Discover the manor and collections at Wightwick
When Theodore Mander commissioned the building of a new manor on Wightwick Bank in the Old English style in 1887 he started the Mander family's love for Victorian art & design which would unfold over a century of collecting and preservation. However, his untimely death in 1900 left the care and development of the new home to his son, Geoffrey. His story is one of art and design, industry and politics, told through the house he saved and lived in.
Pre-Raphaelite art collection
Remarkably for a house now so associated with this art movement, Wightwick had no Pre-Raphaelite art prior to 1937. Once the house was known to be in our care, Sir Geoffrey and Lady Mander started to buy art to put on display for their visitors. The first was a portrait of Jane Morris by Rossetti and Madox Brown, which the Manders donated to us.
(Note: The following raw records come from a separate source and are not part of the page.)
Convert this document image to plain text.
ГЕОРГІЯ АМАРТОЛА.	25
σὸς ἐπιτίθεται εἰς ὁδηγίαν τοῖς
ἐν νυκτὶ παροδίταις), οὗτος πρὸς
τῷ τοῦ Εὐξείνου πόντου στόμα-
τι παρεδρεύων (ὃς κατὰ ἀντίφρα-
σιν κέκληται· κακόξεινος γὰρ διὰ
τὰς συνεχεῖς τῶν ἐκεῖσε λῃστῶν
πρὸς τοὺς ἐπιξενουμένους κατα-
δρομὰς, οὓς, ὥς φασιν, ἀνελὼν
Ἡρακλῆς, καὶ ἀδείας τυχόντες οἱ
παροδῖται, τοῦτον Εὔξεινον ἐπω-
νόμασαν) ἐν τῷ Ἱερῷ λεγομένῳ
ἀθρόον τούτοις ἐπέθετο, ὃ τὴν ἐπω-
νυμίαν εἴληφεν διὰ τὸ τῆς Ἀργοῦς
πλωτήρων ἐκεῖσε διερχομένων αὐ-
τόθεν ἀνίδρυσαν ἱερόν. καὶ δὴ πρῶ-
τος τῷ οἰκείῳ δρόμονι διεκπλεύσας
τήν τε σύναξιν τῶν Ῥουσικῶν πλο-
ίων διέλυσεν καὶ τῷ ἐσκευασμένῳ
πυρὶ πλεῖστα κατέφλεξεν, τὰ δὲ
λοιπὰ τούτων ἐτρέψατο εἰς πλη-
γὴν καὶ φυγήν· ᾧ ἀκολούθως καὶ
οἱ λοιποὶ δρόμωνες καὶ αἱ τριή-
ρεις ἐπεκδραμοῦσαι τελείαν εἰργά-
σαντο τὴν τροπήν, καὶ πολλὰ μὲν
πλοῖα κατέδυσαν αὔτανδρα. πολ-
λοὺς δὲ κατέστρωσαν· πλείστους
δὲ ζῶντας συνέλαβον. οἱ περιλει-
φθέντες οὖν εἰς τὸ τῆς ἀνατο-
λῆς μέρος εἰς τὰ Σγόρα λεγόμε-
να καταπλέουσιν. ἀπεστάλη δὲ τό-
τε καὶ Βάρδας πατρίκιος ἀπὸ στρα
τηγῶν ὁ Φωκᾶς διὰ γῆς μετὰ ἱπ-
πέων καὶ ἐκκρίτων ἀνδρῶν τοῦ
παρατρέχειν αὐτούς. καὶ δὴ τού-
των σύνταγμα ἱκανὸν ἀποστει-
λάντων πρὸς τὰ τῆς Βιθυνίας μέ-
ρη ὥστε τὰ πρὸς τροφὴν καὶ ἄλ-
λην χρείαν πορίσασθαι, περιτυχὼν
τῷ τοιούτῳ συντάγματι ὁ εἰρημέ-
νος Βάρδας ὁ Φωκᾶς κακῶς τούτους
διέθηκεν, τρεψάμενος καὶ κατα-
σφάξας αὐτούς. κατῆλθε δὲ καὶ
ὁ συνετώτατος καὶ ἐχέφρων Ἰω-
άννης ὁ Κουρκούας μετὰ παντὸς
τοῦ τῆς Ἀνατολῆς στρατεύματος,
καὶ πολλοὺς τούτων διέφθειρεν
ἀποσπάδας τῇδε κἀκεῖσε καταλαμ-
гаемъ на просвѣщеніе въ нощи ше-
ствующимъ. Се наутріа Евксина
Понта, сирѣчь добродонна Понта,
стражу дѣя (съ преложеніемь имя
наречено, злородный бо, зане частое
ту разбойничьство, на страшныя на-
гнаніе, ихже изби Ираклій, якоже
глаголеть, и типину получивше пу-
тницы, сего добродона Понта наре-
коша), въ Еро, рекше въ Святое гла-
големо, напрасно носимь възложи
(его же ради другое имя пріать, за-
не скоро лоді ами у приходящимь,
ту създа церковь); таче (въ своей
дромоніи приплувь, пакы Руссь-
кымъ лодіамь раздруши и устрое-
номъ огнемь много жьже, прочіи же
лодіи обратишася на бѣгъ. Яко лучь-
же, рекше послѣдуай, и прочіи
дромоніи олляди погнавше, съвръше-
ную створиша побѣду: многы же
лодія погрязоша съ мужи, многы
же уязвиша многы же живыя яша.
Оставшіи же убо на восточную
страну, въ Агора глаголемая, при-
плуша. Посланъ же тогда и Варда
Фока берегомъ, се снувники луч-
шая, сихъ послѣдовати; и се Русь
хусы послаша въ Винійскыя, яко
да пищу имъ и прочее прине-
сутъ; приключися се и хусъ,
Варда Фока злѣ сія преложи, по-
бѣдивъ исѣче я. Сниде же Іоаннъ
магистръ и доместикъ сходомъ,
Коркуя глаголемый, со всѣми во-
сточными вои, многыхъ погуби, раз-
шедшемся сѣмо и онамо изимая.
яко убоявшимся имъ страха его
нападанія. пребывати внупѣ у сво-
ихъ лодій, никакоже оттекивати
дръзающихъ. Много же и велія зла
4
Over time a unique collection developed, with some major pieces supplied by the National Trust, and small works and sketches either purchased or given to the National Trust. Our collection now boasts over 70 works by D.G Rossetti; 50 by Edward Burne-Jones; 23 by Evelyn De Morgan's and 20 by Millais. We also have works by the often overlooked Pre-Raphaelites; Lizzy Siddal, Lucy Maddox Brown and Simeon Solomon.
A family home
Although the art and design collections stand out, most of the items at Wightwick are, in fact, deeply personal. The Mander family left an archive full of letters and photos covering their whole lives.
Geoffrey Mander was very clear the house should remain a home and not become an art gallery, and he said as much in Parliament. Our artworks, therefore, are shown in a domestic setting. We maintain this theme by not placing labels next to items. Instead, information can be found in the catalogues provided in rooms.
When it was built the house was fitted with electric lighting, which was cutting edge for 1887. However, by today's standards the rooms are quite dark and, on a cloudy day, areas can feel a bit gloomy, so give your eyes a chance to adjust. To provide a little extra light, our volunteers are equipped with torches.
The house was also built with central heating, and many of the original radiators still work. However, we now heat the house more for the care of the collection than to stay warm. The heating helps combat high humidity levels, which can lead to mould growth.
Creating a Morris house
It often surprises visitors that William Morris never came to the house, nor did his company formally design for it. Instead, all the wallpapers, fabric wall coverings and soft furnishings were bought through the Morris & Co shop or catalogue.
Unlike the artwork, Morris & Co designs were included in the 1887 and 1893 buildings. However, they were much enhanced after the 1937 saving of the property, when Sir Geoffrey expanded the Manor's Morris collection (or 'Morrisania' as the National Trust's Historic Buildings secretary called it). This included sketches for Morris designs, as well as large items of furnishings, such as carpets and curtains.
Morris loved traditional dyes and colours, however they don't stand the test of time or exposure to light particularly well. We now control light levels very carefully in certain rooms. Unlike a watercolour or photograph you can't move wallpaper to a darker corner.
The house still has the feeling of being lived-in. We move paintings and furniture just as the family would have done. We also regularly loan our paintings to other museums for exhibition.
If you want to sit down and take a moment to savour the space, all you have to do is look out for a cushion with a cat on it - a tribute to Lady Mander's love of cats.
There are toys to play with in the nursery and you can try out the full-size billiards table, allowing you to pretend you're an Edwardian gentleman playing in opulent surroundings. The old range is still in use and lit on cold days, giving the Victorian Kitchen a special atmosphere with the smell of burning coal.
Learning about and exploring the collection
Wightwick is a house and collection which has something to appeal to all visitors. For those who love Pre-Raphaelite art or Morris designs and want to understand where an item came from, look out for our room folders.
More interested in the social history? Pick up one of our scrap books containing copies of original photographs and documents.
As part of the welcome leaflet, every visitor gets a guide to the house, which has been written by the real experts of the Manor - our volunteers. Feel free to ask them any questions during your visit as they are always happy to help.
When Edward Ould designed the house he was trying to make it feel quirky and give the impression it was a much older house which had evolved over time. Unfortunately, for less mobile visitors, this means there are a few short flights of steps. Most of the ground floor with the principal collection is accessible, and if you can't make the stairs to the bedrooms we have a photo guide you can leaf through.
Winter can be a great time to visit the house, few visitors mean you have more time to soak in the atmosphere of the house and talk to the volunteers about what is on display. However lighting levels often reflect the outside, so a dark dismal day outside will mean the house may be dark, a bright winters day means the same inside. For all his innovations Theodore didn't have cavity wall insulation so whilst our heating boosts for opening hours the house doesn't hold heat and can be cold.